Last winter, before WhatsApp deployed end-to-end encryption by default, Julian Sanchez speculated that the company was already getting numerous wiretap orders. But, he pointed out that law enforcement would no longer be able to intercept readable messages once WhatsApp finished rolling out end-to-end encryption, which it completed in April (using Signal’s encryption protocol). In the intervening months, the public has learned little about US law enforcement’s response. Are they still bothering to get wiretap orders for WhatsApp users? Can they somehow obtain legible WhatsApp messages, and if so, how? Are police getting court authorization to mount a man-in-the-middle attack, as Sanchez suggested? Has Facebook been ordered to provide decrypted WhatsApp messages to police, or to give them other assistance to enable them to do so?

Those are the sorts of court scenarios that might arise in the end-to-end encryption fight. Indeed, iMessage and WhatsApp specifically have already gotten caught up in court disputes in the US and abroad. In the US, the Justice Department was reportedly figuring out how to proceed in a recent wiretap matter involving WhatsApp. The Indian high court petition sought to ban WhatsApp and other end-to-end encrypted messaging tools because Indian police and intelligence services can’t read users’ messages. In Brazil, WhatsApp’s inability, by design, to comply with orders to hand over user data led a judge to have a local Facebook executive briefly jailed and to block the app country-wide — twice. And a US court showdown over Apple’s iMessage was supposedly averted last year when DOJ backed down.

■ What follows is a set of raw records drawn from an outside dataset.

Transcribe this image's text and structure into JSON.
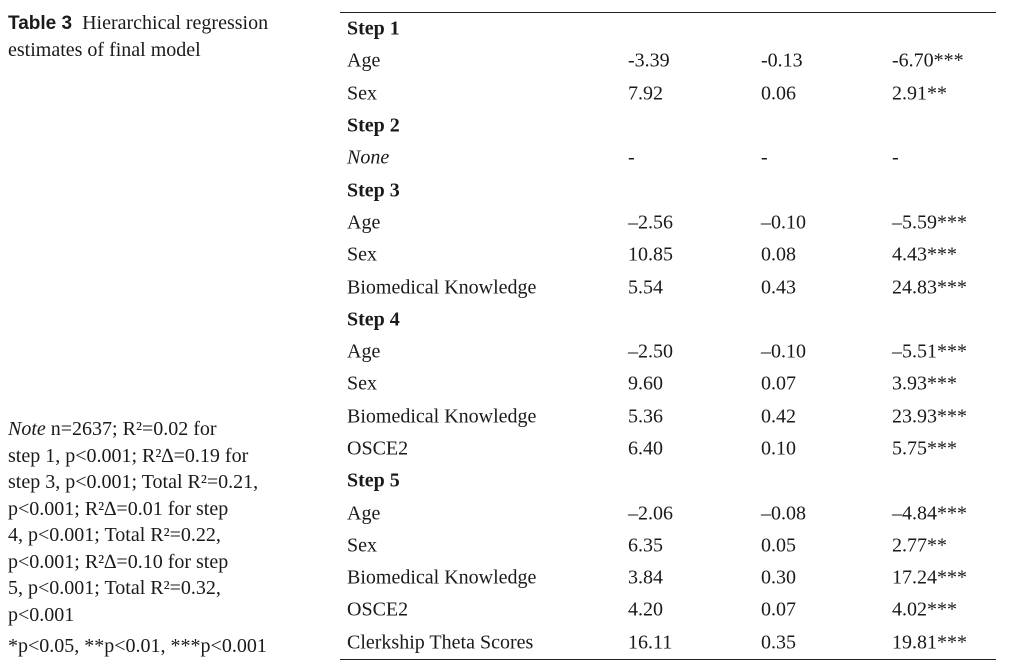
{
  "caption": {
    "label": "Table 3",
    "title": "Hierarchical regression estimates of final model"
  },
  "note": {
    "lead": "Note",
    "lines": [
      "n=2637; R²=0.02 for",
      "step 1, p<0.001; R²∆=0.19 for",
      "step 3, p<0.001; Total R²=0.21,",
      "p<0.001; R²∆=0.01 for step",
      "4, p<0.001; Total R²=0.22,",
      "p<0.001; R²∆=0.10 for step",
      "5, p<0.001; Total R²=0.32,",
      "p<0.001"
    ]
  },
  "significance": "*p<0.05, **p<0.01, ***p<0.001",
  "table": {
    "rows": [
      {
        "type": "step",
        "label": "Step 1",
        "b": "",
        "beta": "",
        "t": ""
      },
      {
        "type": "data",
        "label": "Age",
        "b": "-3.39",
        "beta": "-0.13",
        "t": "-6.70***"
      },
      {
        "type": "data",
        "label": "Sex",
        "b": "7.92",
        "beta": "0.06",
        "t": "2.91**"
      },
      {
        "type": "step",
        "label": "Step 2",
        "b": "",
        "beta": "",
        "t": ""
      },
      {
        "type": "italic",
        "label": "None",
        "b": "-",
        "beta": "-",
        "t": "-"
      },
      {
        "type": "step",
        "label": "Step 3",
        "b": "",
        "beta": "",
        "t": ""
      },
      {
        "type": "data",
        "label": "Age",
        "b": "–2.56",
        "beta": "–0.10",
        "t": "–5.59***"
      },
      {
        "type": "data",
        "label": "Sex",
        "b": "10.85",
        "beta": "0.08",
        "t": "4.43***"
      },
      {
        "type": "data",
        "label": "Biomedical Knowledge",
        "b": "5.54",
        "beta": "0.43",
        "t": "24.83***"
      },
      {
        "type": "step",
        "label": "Step 4",
        "b": "",
        "beta": "",
        "t": ""
      },
      {
        "type": "data",
        "label": "Age",
        "b": "–2.50",
        "beta": "–0.10",
        "t": "–5.51***"
      },
      {
        "type": "data",
        "label": "Sex",
        "b": "9.60",
        "beta": "0.07",
        "t": "3.93***"
      },
      {
        "type": "data",
        "label": "Biomedical Knowledge",
        "b": "5.36",
        "beta": "0.42",
        "t": "23.93***"
      },
      {
        "type": "data",
        "label": "OSCE2",
        "b": "6.40",
        "beta": "0.10",
        "t": "5.75***"
      },
      {
        "type": "step",
        "label": "Step 5",
        "b": "",
        "beta": "",
        "t": ""
      },
      {
        "type": "data",
        "label": "Age",
        "b": "–2.06",
        "beta": "–0.08",
        "t": "–4.84***"
      },
      {
        "type": "data",
        "label": "Sex",
        "b": "6.35",
        "beta": "0.05",
        "t": "2.77**"
      },
      {
        "type": "data",
        "label": "Biomedical Knowledge",
        "b": "3.84",
        "beta": "0.30",
        "t": "17.24***"
      },
      {
        "type": "data",
        "label": "OSCE2",
        "b": "4.20",
        "beta": "0.07",
        "t": "4.02***"
      },
      {
        "type": "data",
        "label": "Clerkship Theta Scores",
        "b": "16.11",
        "beta": "0.35",
        "t": "19.81***"
      }
    ]
  }
}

The paucity of cases in this area (at least cases that the public knows about) makes it unclear how a battle over end-to-end encrypted messages might turn out, when and if the government finds the right test case. Little is known about the two US iMessage and WhatsApp cases — why DOJ backed off in the former, how the latter turned out, what orders the two courts entered, how Apple and Facebook responded, or the legal arguments made on each side.

If courts are ruling on tech companies’ legal obligations to assist law enforcement vis-à-vis encrypted communications, it’s happening in secret. The government’s unusual choice to conduct the San Bernardino case in public backfired spectacularly. The federal government surely hasn’t stopped making demands for access to encrypted smartphones, it’s merely filing them under seal. That would keep the companies subjected to those demands from talking about them openly unless and until the matter is unsealed. That’s why we know next to nothing about the iMessage and WhatsApp wiretap cases, and why we’re not aware of any other attempts to compel providers to decrypt encrypted communications, if they do exist. Any gag orders directed to those providers as part of the surveillance demands might endure for years.

Sealing surveillance requests is doubtless appropriate initially, but too often these demands and orders remain sealed forever. This secrecy creates, as Magistrate Judge Stephen W. Smith has written, a “lacuna of law from which little light escapes.” This is particularly a problem now that communications security is on the line. Single judges are secretly making decisions that can affect the security and availability of communications for entire populations. The public deserves to know how courts are “marking the bounds of legitimate government intrusion into our electronic lives.” That’s why we at the Stanford Center for Internet and Society are working to uncover and analyze provider-assistance court cases involving encryption, such as through FOIA requests we’ve filed on our own and with the ACLU. If and when we discover that end-to-end encrypted communication is the next front in the Crypto War, we intend to let you know.